Prototype finished.

# Topic Prototyping

Prototype code for Topic Modeling of Posts. Objective is to assign topics of the most promising model to the Posts.

In [1]:
import os, sys
sys.path.append("..")
from config import credentials
import dropbox

import numpy as np
import pandas as pd

from joblib import dump, load
import warnings
warnings.filterwarnings("ignore", category=DeprecationWarning)

In [2]:
random_state = 23

## Loading

In [3]:
data_path = "/Data/CSVData"
model_path = "../models"

In [4]:
team_dbx = dropbox.DropboxTeam(credentials.dropbox_team_access_token)
team_root = team_dbx.with_path_root(dropbox.common.PathRoot.namespace_id(
    credentials.dropbox_team_namespace_id))
user_dbx = team_root.as_user(credentials.dropbox_team_member_id)

posts_fpath = os.path.join(data_path, "PolPosts.csv")

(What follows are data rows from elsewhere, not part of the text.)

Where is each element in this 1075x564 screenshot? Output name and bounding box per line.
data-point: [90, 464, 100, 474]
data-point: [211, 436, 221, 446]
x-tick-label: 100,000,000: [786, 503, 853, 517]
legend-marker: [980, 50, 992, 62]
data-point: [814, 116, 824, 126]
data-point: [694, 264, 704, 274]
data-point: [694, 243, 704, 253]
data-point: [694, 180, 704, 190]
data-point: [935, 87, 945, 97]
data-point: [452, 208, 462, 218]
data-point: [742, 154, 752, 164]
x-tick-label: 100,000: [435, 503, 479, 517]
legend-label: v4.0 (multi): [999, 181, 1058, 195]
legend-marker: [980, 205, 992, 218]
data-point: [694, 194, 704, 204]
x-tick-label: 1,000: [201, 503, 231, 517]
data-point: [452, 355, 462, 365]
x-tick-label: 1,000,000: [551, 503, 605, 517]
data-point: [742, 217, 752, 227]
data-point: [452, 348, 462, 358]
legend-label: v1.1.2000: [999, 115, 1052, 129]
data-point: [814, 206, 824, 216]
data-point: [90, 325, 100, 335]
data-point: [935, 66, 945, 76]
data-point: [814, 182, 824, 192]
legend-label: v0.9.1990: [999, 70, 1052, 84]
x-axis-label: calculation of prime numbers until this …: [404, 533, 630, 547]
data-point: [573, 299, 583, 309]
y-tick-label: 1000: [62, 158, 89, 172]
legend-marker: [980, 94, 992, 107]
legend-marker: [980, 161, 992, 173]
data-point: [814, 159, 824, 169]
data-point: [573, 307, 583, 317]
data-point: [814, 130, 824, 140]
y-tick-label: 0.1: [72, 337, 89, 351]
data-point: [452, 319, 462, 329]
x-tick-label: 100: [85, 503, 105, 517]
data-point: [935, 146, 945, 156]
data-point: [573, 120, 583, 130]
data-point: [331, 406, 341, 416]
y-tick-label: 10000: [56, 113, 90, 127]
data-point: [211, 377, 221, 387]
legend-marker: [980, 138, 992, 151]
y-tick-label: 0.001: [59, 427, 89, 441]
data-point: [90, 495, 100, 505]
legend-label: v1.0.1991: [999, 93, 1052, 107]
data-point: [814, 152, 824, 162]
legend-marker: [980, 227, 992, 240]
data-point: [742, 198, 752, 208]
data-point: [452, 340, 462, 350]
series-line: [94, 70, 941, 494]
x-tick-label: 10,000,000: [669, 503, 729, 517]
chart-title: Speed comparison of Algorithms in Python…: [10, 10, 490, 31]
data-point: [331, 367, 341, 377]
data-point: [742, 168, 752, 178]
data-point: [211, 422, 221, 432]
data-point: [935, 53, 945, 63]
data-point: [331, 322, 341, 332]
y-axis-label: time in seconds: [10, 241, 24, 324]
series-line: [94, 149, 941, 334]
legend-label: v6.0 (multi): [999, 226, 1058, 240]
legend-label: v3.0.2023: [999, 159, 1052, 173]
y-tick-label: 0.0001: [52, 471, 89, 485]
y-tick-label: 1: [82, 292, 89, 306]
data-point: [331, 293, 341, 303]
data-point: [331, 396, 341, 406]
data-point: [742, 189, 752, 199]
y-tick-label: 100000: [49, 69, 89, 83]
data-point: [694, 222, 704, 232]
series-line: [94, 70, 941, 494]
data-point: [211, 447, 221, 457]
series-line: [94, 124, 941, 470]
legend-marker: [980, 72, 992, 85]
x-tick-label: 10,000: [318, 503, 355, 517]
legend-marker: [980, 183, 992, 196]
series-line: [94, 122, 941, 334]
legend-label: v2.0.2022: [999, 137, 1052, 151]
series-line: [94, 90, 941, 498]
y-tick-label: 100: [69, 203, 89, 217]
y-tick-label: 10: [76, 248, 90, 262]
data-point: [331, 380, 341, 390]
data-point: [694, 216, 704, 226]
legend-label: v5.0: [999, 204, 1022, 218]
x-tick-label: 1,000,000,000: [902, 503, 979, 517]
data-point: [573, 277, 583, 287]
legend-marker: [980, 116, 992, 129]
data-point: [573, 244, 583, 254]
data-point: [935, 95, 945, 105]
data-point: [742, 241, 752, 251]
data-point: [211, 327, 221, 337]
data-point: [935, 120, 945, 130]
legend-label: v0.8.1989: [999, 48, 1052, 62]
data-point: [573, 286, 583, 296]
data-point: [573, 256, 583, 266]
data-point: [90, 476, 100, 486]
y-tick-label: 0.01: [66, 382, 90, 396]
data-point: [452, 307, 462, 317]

_, res = user_dbx.files_download(posts_fpath)
raw_posts = pd.read_csv(res.raw)
print("Posts", raw_posts.shape)

Posts (27204, 23)


## Preprocessing

Dataset cleansing

In [5]:
# Remove unnecessary cols and rename them uniformly
posts_cols = raw_posts.columns.to_list()
posts_cols.remove("text")
posts_cols.remove("textID") # keep these cols
raw_posts.drop(posts_cols, axis=1, inplace=True)
raw_posts.columns = ["text", "textID"]

corpus = raw_posts.copy()

# Remove empty texts
corpus.text.replace("", np.nan, inplace=True)
corpus.dropna(subset=["text"], inplace=True)
corpus = corpus[~corpus.text.str.isspace()]

# Remove duplicated texts
corpus.drop_duplicates(subset=["text"], keep="first", inplace=True)

corpus.shape

(22534, 2)

## Topic Assignment

TFIDF + LDA

In [6]:
data = corpus.copy()

### Vectorizer

In [7]:
tfidf = load(os.path.join(model_path, "topic_vectorizer", "tfidf.joblib"))
tfidf_v = load(os.path.join(model_path, "topic_vectorizer", "tfidf_v.joblib"))

In [8]:
len(tfidf.vocabulary_)

40000

### Model

In [None]:
model = load(os.path.join(model_path, "topic_lda", "lda_40.joblib"))   

# Transform
doc_topic_distr = model.transform(tfidf_v)

### Assign Topics

In [None]:
data["topic_distribution"] = doc_topic_distr.tolist()
data["topic"] = doc_topic_distr.argmax(axis=1)

### Persist Table

In [None]:
persist_fpath = os.path.join(data_path, "topics", "topics_n40.csv")
user_dbx.files_upload(bytes(data.to_csv(index=False), "utf-8"),
                      persist_fpath, mode=dropbox.files.WriteMode.overwrite)

# Conclusion

Topics of the trained model has been successfully assigned to Posts. Prototype can be scriptified.